Translating the nebulous balance on a 401(k) statement into an estimated monthly income in retirement can be challenging, leaving workers unsure whether they’re on the right track or need to step up their contributions.

A small provision in the Secure Act, signed into law in December to help Americans save for retirement, aims to remove some of that uncertainty. The law requires employers offering 401(k) plans and similar plans to show employees not just the total balance in their account but also a projected monthly income in retirement based on that balance.

That monthly figure could be either alarming or reassuring to workers, says Dan Keady, chief financial planning strategist for New York-based TIAA. “I think this is so important because it can convert people from thinking about creating a nest egg or ‘the number’ to thinking about replacing their paycheck,” Keady says.

The Labor Department is expected to issue guidelines this year for how plan sponsors should calculate projected monthly income, taking into account factors such as long-term contribution rates, investment performance and overall market growth. Keady said the Secure Act calls for plan sponsors to provide an estimate of how much each employee would have in retirement if he converted his entire 401(k) balance into a single-life annuity or a joint-life annuity that includes a spouse of the same age.

For younger workers, the accuracy of the projections is a question mark, but they are useful in gauging whether workers are on the right path, says Howard Hook, a certified financial planner and accountant with EKS Associates in Princeton, N.J.

“There’s always a concern that someone will look at that and think it’s a set-in-stone number,” he says. “It’s important to look at that and know that it’s an estimate and not a guarantee.”

Here are two other small but significant changes from the Secure Act:

  • Penalty-free withdrawals for childbirth, adoption expenses: A parent may withdraw up to $5,000 from his retirement-savings account within a year of a child’s birth or adoption without paying the 10% penalty for distributions before age 59½. Each parent, if they have separate retirement accounts, may withdraw up to $5,000 penalty-free for each childbirth or adoption.

Such distributions are subject to tax. Workers may choose to repay the withdrawals to their retirement accounts later.
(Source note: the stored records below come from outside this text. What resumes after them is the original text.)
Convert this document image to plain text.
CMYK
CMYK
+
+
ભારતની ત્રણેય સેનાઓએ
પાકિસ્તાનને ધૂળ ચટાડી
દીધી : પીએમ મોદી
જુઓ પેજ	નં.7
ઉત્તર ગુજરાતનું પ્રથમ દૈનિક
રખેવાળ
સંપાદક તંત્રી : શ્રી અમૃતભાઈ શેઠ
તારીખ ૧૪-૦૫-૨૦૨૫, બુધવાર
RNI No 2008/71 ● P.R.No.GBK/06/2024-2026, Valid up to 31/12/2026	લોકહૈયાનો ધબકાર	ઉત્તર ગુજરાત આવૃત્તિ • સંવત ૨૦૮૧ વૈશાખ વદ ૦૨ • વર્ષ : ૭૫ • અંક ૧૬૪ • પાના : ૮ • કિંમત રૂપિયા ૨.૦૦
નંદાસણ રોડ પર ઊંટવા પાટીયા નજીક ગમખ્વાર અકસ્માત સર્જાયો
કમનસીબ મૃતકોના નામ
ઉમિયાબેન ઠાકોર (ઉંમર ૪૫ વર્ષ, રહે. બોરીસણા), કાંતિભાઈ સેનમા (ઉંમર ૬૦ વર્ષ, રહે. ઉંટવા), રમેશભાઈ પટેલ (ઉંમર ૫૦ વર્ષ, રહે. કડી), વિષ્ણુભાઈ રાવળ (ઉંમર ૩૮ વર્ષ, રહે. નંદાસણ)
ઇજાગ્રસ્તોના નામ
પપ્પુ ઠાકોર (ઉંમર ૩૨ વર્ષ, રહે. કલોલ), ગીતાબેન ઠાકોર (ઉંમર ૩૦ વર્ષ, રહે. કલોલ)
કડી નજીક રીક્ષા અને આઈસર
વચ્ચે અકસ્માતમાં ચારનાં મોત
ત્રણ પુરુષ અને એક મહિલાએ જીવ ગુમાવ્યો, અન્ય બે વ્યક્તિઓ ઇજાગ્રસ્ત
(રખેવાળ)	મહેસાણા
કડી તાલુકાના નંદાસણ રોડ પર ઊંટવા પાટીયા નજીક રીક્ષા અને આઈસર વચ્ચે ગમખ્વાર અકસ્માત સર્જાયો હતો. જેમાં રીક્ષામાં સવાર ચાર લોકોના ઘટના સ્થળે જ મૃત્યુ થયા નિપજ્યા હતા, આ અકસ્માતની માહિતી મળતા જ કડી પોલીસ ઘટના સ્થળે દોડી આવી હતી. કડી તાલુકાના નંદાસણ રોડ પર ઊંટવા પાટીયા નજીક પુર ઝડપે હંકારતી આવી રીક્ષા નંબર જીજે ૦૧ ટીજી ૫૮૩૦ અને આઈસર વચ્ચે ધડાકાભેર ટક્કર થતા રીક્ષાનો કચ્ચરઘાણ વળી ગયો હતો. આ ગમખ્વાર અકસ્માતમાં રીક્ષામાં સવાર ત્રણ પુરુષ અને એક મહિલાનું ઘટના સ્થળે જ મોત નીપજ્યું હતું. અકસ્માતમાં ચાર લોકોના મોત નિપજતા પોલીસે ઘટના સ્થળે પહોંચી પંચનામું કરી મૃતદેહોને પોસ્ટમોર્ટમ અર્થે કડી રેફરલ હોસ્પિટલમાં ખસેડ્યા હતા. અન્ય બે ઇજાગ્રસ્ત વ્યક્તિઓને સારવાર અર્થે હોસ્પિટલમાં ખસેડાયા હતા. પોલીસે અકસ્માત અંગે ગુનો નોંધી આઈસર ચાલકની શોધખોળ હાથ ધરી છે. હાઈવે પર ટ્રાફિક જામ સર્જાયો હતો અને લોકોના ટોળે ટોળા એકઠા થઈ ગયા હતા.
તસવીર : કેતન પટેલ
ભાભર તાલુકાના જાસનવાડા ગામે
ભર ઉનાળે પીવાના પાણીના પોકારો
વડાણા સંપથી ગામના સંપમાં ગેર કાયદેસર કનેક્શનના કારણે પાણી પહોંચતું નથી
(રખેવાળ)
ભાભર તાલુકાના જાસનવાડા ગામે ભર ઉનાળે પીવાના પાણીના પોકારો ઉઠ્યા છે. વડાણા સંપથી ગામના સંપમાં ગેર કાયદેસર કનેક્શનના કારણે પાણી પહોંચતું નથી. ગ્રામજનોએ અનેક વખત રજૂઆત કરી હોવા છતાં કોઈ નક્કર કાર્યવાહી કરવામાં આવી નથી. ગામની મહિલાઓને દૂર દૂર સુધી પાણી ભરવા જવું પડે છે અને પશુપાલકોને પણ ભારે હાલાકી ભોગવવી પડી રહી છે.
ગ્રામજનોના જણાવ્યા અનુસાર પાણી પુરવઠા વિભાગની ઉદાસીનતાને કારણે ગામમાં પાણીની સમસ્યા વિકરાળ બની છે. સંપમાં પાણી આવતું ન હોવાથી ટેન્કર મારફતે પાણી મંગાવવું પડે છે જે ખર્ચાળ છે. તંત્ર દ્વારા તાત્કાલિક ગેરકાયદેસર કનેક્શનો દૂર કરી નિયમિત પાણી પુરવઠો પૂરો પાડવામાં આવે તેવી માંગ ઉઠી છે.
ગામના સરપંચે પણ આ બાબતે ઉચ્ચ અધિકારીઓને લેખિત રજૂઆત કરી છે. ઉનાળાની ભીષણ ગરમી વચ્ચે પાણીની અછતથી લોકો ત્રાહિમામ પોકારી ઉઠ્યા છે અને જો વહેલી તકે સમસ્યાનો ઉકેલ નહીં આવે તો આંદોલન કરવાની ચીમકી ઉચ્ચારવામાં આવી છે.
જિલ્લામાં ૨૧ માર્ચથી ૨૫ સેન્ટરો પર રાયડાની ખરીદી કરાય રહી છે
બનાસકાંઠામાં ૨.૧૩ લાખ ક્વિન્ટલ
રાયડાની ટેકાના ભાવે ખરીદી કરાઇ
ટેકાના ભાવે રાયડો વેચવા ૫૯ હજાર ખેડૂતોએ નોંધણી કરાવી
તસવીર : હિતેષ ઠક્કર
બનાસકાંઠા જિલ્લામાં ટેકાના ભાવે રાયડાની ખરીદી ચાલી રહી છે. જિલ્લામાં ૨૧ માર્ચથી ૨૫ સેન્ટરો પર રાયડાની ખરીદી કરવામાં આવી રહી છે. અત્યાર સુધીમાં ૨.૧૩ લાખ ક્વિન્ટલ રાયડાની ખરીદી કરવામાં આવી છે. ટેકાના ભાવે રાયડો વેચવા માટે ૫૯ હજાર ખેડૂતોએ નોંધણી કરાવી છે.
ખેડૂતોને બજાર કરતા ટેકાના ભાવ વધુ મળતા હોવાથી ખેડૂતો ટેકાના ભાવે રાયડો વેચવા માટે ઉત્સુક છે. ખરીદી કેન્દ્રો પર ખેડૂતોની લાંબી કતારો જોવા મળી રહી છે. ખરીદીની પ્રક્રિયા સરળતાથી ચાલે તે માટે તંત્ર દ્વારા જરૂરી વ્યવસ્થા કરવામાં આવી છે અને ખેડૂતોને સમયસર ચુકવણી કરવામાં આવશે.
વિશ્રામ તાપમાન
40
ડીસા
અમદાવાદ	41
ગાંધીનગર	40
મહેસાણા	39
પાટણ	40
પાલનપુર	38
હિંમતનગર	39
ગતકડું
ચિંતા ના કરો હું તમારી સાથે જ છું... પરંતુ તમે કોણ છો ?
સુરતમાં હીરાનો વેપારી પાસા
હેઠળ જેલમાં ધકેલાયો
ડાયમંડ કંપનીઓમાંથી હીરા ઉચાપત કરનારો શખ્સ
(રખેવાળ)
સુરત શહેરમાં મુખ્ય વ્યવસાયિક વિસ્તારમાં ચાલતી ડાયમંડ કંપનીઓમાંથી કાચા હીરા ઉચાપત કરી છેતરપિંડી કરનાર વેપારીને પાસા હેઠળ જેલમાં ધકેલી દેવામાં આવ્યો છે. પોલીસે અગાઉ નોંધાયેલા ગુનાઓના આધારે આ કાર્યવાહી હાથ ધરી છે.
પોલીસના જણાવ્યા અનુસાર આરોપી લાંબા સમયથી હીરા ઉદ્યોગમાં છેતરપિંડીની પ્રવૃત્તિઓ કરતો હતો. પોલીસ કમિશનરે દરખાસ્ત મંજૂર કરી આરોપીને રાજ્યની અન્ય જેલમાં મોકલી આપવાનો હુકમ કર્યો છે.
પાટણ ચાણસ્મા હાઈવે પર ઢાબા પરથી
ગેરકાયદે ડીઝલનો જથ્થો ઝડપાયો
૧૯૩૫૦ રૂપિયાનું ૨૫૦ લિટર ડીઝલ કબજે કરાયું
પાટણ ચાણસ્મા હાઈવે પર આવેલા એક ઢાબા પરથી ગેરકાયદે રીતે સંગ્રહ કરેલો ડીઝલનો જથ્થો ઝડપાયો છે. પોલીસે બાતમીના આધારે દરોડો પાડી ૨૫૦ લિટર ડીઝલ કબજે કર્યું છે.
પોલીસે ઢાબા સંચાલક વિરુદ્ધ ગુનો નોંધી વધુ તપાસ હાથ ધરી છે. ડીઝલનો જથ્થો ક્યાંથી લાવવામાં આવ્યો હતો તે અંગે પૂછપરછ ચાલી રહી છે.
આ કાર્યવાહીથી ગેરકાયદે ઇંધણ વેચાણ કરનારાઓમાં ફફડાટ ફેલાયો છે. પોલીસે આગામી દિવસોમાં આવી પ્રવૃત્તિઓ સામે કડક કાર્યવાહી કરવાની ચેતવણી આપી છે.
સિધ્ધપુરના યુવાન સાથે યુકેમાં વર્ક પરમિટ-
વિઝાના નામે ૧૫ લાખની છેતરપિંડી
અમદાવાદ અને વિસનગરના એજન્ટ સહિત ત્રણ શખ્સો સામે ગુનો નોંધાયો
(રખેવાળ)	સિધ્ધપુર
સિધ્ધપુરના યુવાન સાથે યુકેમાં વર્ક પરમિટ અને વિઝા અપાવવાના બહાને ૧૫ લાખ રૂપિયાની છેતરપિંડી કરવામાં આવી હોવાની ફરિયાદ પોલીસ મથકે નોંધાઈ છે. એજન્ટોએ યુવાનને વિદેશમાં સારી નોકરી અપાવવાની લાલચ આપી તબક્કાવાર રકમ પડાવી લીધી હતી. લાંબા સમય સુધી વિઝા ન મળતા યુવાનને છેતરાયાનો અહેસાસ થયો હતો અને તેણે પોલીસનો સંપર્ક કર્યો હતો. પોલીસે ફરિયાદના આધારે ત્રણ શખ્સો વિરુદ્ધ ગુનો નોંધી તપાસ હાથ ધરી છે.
Though this provision will be helpful to some, workers should avoid this type of withdrawal if possible, says Michael K. Macke, vice president and principal advisor at Jacksonville, Fla.-based Petros Estate & Retirement Planning.

“I don’t think, in general, it’s a good idea to be withdrawing from your retirement plan, even if you’re not paying the penalty,” he says. “You’re still going to pay tax on it, and you miss out on the opportunity to grow and compound those dollars. But you can’t control life’s situations, and some people might find themselves in circumstances where this may be the last option.”

  • Paying for apprenticeships, student loans: The Secure Act broadens the definition of qualified higher-education expenses, allowing owners of “529” education-savings accounts to use that money to pay for the cost of apprenticeship programs and to pay back student loans.

Tax-advantaged 529 plans help parents, grandparents and others save for children’s college expenses and private K-12 education. Families invest after-tax dollars and can withdraw money tax-free to pay for qualified education expenses. However, with non-qualified distributions, the earnings portion is subject to tax and a 10% penalty.

Hook said including apprenticeship programs among the qualified education expenses should help more young people afford the career training they need.

“If I’m doing an apprenticeship and there’s a fair amount of cost associated with that, why shouldn’t I be able to take a tax-free distribution from my 529 plan?” Hook said. “It’s no different than if I was going to college, right? So, that’s a good thing.”

The Secure Act also allows owners of 529 accounts to withdraw up to $10,000 per child without penalty to pay down student loans. So, a parent with four children, each carrying $10,000 in student debt, may withdraw up to $40,000 tax-free.